All you’d have to do is ask Marvin Heemeyer. If he was still here.
I lit a cigarette to warm myself, even if my gloves made it difficult to fish one from the pack and then manipulate the spark wheel. The sun would be setting soon, and I didn’t look forward to another long walk back in the cold after dark. I didn’t think much while I smoked, until about halfway through, when I took note that nobody had walked past and no cars had turned down this road during my visit. Even the sound of fauna was absent; only the blow of the wind as it urged snow to slowly erase the hare’s footprints accompanied me.
When I won this idiotic gladiatorial match, would I bother putting it down on a resume? What use was there to revel in the company of a man who exploded in blind, idiot rage on a quiet rural town where the best target was the elderly widow of his deceased nemesis mayor? How could I find pride in lifting a trophy of a lunatic who crashed through a library during a children’s story hour?
Marvin Heemeyer ended his rampage the same way it began: the destruction of the self. His bulldozer ripping through his muffler shop, and his bullet ripping through his brain. And when I won, the representation of his myth would be returned to the resting place he deserved: a trash pit. It was upon this epiphany I understood how necessary it was for myself or my associate, Grace, to come out on top.
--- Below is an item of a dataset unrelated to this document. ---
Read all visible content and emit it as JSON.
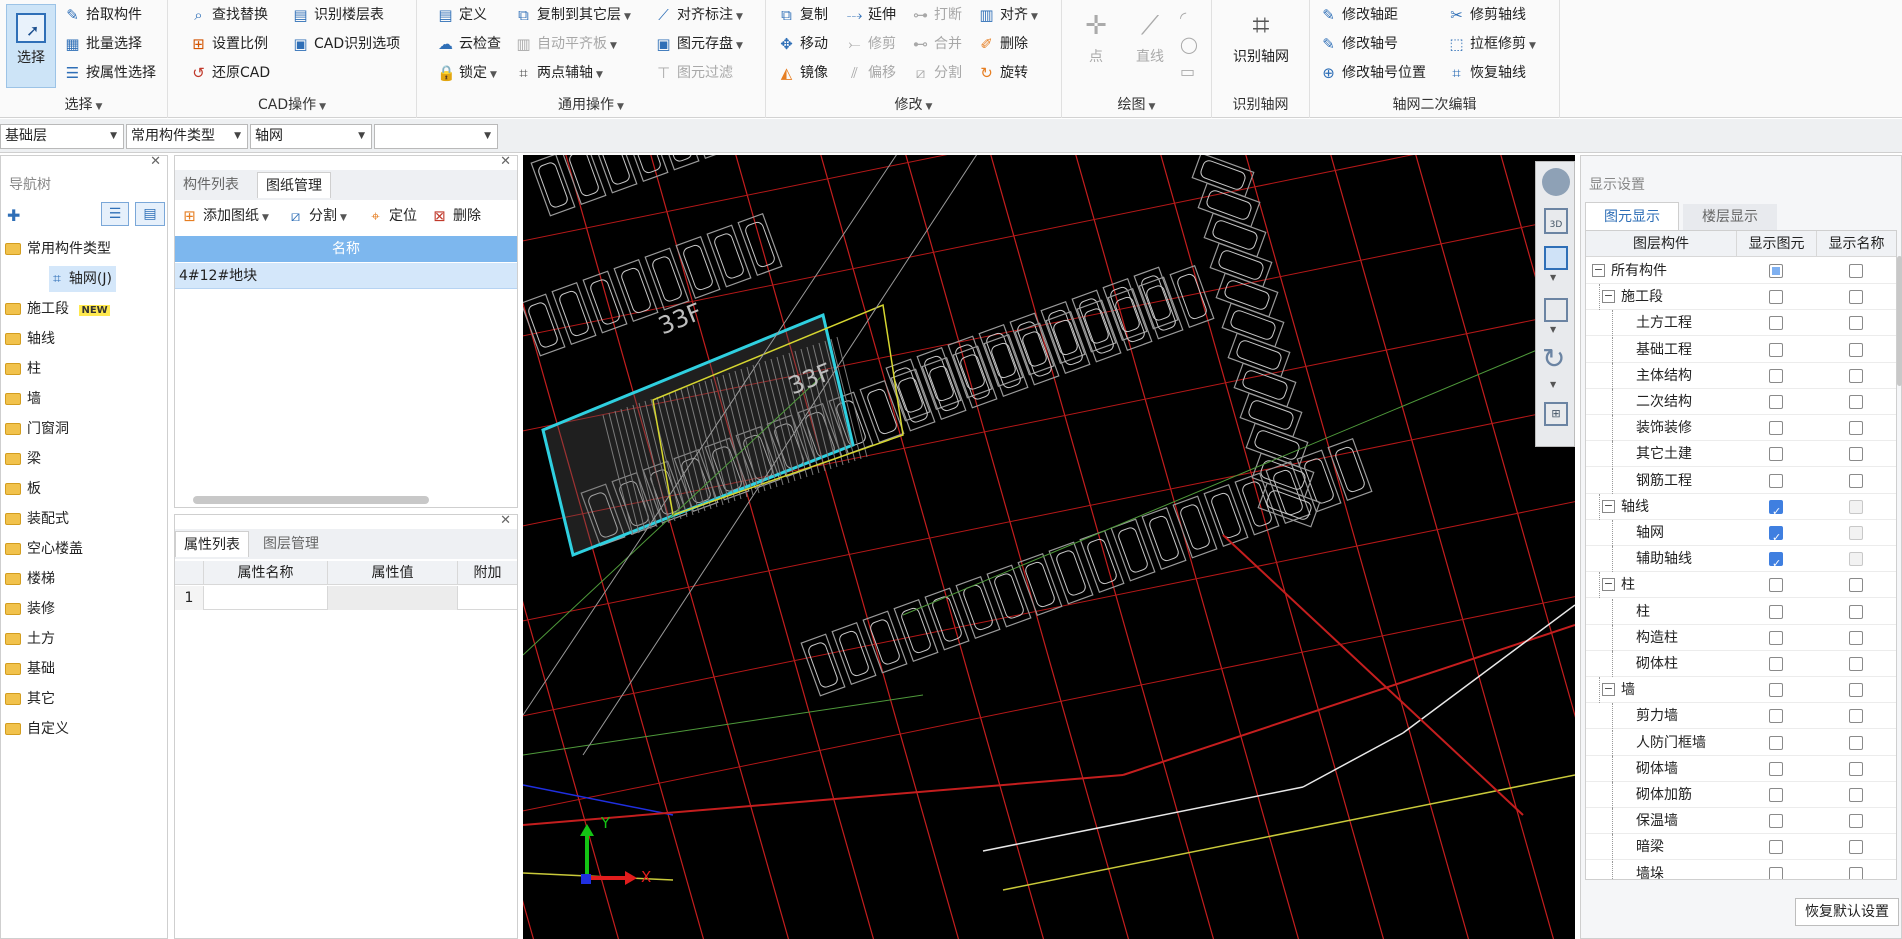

There was no prize to be won: no title shot being dangled over my head like bait or spite to serve anyone through deprivation. All that mattered was to give Casanova English the black eye he deserved. And that act – that was one I could relish.
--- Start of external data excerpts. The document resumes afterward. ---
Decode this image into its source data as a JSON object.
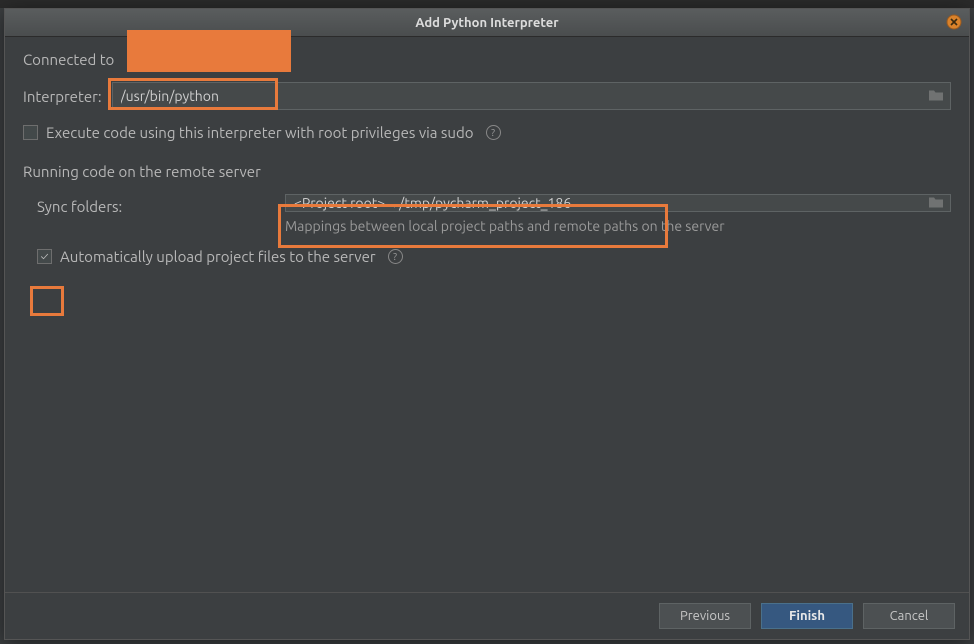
{
  "dialog_title": "Add Python Interpreter",
  "connected_label": "Connected to ",
  "interpreter_label": "Interpreter:",
  "interpreter_value": "/usr/bin/python",
  "sudo_label": "Execute code using this interpreter with root privileges via sudo",
  "section_remote": "Running code on the remote server",
  "sync_label": "Sync folders:",
  "sync_value": "<Project root>→/tmp/pycharm_project_186",
  "sync_hint": "Mappings between local project paths and remote paths on the server",
  "auto_upload_label": "Automatically upload project files to the server",
  "buttons": {
    "previous": "Previous",
    "finish": "Finish",
    "cancel": "Cancel"
  }
}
I apologized to nobody that today’s mood was less than my usual puckishness, but I felt little desire to pay homage or even lip service to the casual cruelty and abject futility of this tournament’s eponymous inspiration. Marvin Heemeyer was a cuckold who died alone and in the dark by his own hand, and anyone salivating at some notion of prestige in his legacy is one as well. Casanova English will always be the one on top fucking you. The Killdozer was a smoke and mirrors monstrosity that left psychic scars on the weak but ultimately amounted to little more than a snowy field and catchy name. Granby had the correct diagnosis: Heemeyer’s bulldozer was scrapped and sold to several scrap yards so as to prevent souvenir taking.
You don’t exorcize the boogeymen of myth by capturing and reappropriating them.
You do so by relegating them to the ground alongside Martin Heemeyer.
That night, I dreamed of Lissie Hope.
That night, I dreamed of Lissie Hope.